El Obispo de la Iglesia católica de la Costa Caribe del país, monseñor Pablo Schmitz, llamó a los pobladores de la Región Autónoma del Atlántico Norte (RAAN) a unirse en función de reconstruir sus territorios, tras la devastación que sufrieron luego del paso del huracán Félix, el pasado 4 de septiembre.
Schmitz dijo que las autoridades del gobierno avisaron a tiempo que se acercaba el ciclón Félix a territorios de la RAAN y, por tanto, “nadie debería señalar a nadie por la tragedia”.
“Yo creo que siempre es fácil señalar quién tiene la culpa. Escucharon los avisos.
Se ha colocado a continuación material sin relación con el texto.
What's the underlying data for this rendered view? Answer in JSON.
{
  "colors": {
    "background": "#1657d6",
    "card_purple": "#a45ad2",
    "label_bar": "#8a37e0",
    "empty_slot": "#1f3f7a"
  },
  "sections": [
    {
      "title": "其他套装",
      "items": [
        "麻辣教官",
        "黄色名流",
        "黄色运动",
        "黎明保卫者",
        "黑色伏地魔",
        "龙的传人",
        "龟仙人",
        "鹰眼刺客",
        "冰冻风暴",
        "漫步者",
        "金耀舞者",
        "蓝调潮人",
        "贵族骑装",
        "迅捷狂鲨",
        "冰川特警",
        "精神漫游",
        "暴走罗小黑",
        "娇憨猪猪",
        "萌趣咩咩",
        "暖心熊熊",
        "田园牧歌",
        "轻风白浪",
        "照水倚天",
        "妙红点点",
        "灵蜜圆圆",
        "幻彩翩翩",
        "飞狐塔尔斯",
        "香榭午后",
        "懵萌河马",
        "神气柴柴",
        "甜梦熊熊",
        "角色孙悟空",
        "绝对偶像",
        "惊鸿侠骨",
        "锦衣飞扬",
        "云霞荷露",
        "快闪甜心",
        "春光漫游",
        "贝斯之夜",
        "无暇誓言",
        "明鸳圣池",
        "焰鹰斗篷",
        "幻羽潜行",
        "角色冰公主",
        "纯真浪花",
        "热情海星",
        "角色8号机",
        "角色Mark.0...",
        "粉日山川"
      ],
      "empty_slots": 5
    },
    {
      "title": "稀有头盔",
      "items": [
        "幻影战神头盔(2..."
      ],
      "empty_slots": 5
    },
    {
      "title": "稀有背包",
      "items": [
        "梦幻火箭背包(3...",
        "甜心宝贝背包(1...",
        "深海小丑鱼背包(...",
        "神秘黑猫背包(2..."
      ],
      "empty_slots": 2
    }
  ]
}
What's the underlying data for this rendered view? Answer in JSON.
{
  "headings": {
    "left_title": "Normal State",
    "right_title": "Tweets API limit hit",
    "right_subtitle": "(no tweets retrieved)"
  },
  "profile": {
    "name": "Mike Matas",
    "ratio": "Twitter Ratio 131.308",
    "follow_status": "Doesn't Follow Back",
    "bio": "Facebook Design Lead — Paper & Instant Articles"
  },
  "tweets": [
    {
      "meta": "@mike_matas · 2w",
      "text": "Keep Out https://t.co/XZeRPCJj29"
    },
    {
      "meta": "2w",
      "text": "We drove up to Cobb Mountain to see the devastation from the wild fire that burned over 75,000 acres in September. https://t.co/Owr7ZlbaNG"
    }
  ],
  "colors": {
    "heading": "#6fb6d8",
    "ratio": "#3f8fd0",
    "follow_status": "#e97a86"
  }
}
Ahora tenemos que juntarnos como lo hicimos en Bluefields (1988) para salir adelante”, declaró el prelado.
El dirigente religioso reconoció que Félix sorprendió al entrar rápido al territorio nacional por la vía de Cabo Gracias a Dios, con una velocidad de 260 kilómetros por hora.
De esa manera monseñor Pablo defendió a dirigentes políticos de la RAAN, que son cuestionados por supuestamente no haber dado la voz de alerta a tiempo, de que Félix azotaría ese territorio.
El Obispo de la Costa Caribe Pablo Schmitz, sin embargo, confirmó que las ayudas humanitarias no están llegando a todos los damnificados ubicados en las montañas del Atlántico Norte.